I’m a big believer in child labor.

I’ve put each of my children to work at the early of seven.

When they want to earn money, I give them a job.

One of their jobs is to clean my office.

On Saturday, I had to teach my daughter Norah a lesson.

For some reason, Norah thought it was a good idea to stay in the van and play on the idea.

I began to ask her questions about why she was the only one in the van, and her brother and sister were both inside cleaning my office.

I asked her how much money she was earning by sitting in the van playing the iPad.

$0 was her response.

Then I asked her how much money she earned by cleaning my office.

$20 was her response.

At the end of our discussion, she realized she had wasted an opportunity.

The opportunity for her to earn the $20 had vanished into thin air.

Once my office was clean, I didn’t need it cleaned for a few more days.

I then began to share with her the important concept of opportunity cost.

Opportunity cost was one of the first fancy-schmancy business words I learned in college.

I remember having to do a short talk in one of my classes about my favorite business word.

Opportunity cost was my favorite business word back then.

I still love the concept of opportunity cost.

With every choice, we make there is an opportunity cost attached to the choice.

Opportunity cots is defined as the loss of a potential gain from alternative choices when one choice is made.

In the example, I shared above about Norah she had two choices to make last Saturday.

  1. She could sit in the van and play on the iPad.
  2. She could come to clean my office.

For choice 1 – playing the iPad, the opportunity cost was $20.  By playing the iPad, Norah lost the opportunity to make $20.

For choice 2 – cleaning my office, the opportunity cost was the enjoyment she got from playing the iPad.

For both choices that Norah had, there was something to be lost by choosing one action.

Here’s another example of opportunity cost.

When I was in college, I was a full-time student.  One of the opportunity costs of me being a full-time student was I was not able to get a full-time job.

Let’s say I could have earned $20,000 each year as a full-time employee when I a college student.

Let’s assume that the cost of college was $10,000 to attend my college.

The total cost for me to attend one year of college would be $30,000.

$10,000 in college costs + $20,000 in opportunity costs = Total cost of attending college for one year.

Assuming I only took four years to attend college, my total cost of attending college was $120,000.

Many people attend college because on average, earn more money than high school students.

According to a 2015 study by the Economic Policy Institute, college graduates earned 56% more than high school students.

If a high school student works for 40 years and only earns $20,000, then the lifetime earnings would be $800,000 during his/her career.

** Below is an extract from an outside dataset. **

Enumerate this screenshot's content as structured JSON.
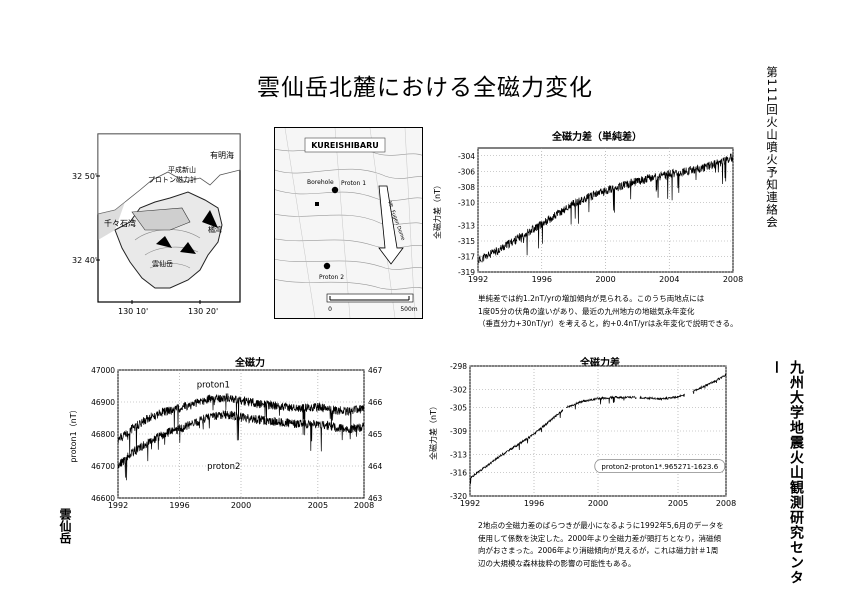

A college graduate earns 56% more and earns $31,200 per year.

The lifetime earnings of the college graduate will be $1,248,000 over his/her career.

Over his/her career, the college graduate in this example earns $448,000 more than the high school student.

Once you factor in the total cost of attending college, the college student makes $328,000 more than the high school student ($448,000 additional earnings – $120,000 total cost of college)

Opportunity cost is a critical thing to consider when we make business decisions.

By looking at the total costs of the two decisions, it becomes clear which decision is the better choice.

Graduating from college reaps more money than not graduating from college.

Now let’s apply the opportunity cost concept to business.

When growing a business, it is critical to start thinking about opportunity cost.

Every decision we make has an opportunity cost.

Let’s say I have two choices on how I’m going to use my time.

  1. I have an administrative task that will take 1 hour to complete.
  2. I have a sales appointment with a prospect.

For choice one, I could pay someone else to do the administrative task. I will have to pay that person $50.

For the sales appointment, I have the opportunity to make a sale worth $1,000.

If I choose to do the administrative task myself, it will cost me $950 to do that task.

I will save $50 by not outsourcing the administrative task.

However, I lose the $1,000 sale.

If I choose to make the sales appointment I close the deal and make $950.

Financially here are the results of the two decisions.

  1. Choice 1 Do Administrative task = $0
  2. Choice 2 Sales Call = $950

I think we can both agree that conducting the sales call is the best use of our time.

If I’m logical, it would be a no-brainer decision to conduct the sales call.

Let’s take this a step further.

I could spend an hour working on a marketing project.  By completing the marketing project, I’m able to generate six new prospect leads.

I have a 50% conversion ratio, which means for every new lead I get, I make a $1,000 sale.

By spending my time on the marketing project, I’m earning $3,000 for the hour I spend.

Here’s the magic.  There is always a better way for me to spend my time.

To increase my earnings, it’s important for me to focus on using my time in a way that will give me the best results.

Thomas Edison said the following:

Many of life’s failures are people who did not realize how close they were to success when they gave up.

I’m going to rephrase his quote by saying the following:

Many of life’s failures are people who didn’t realize success because they gave their time up instead of investing their time.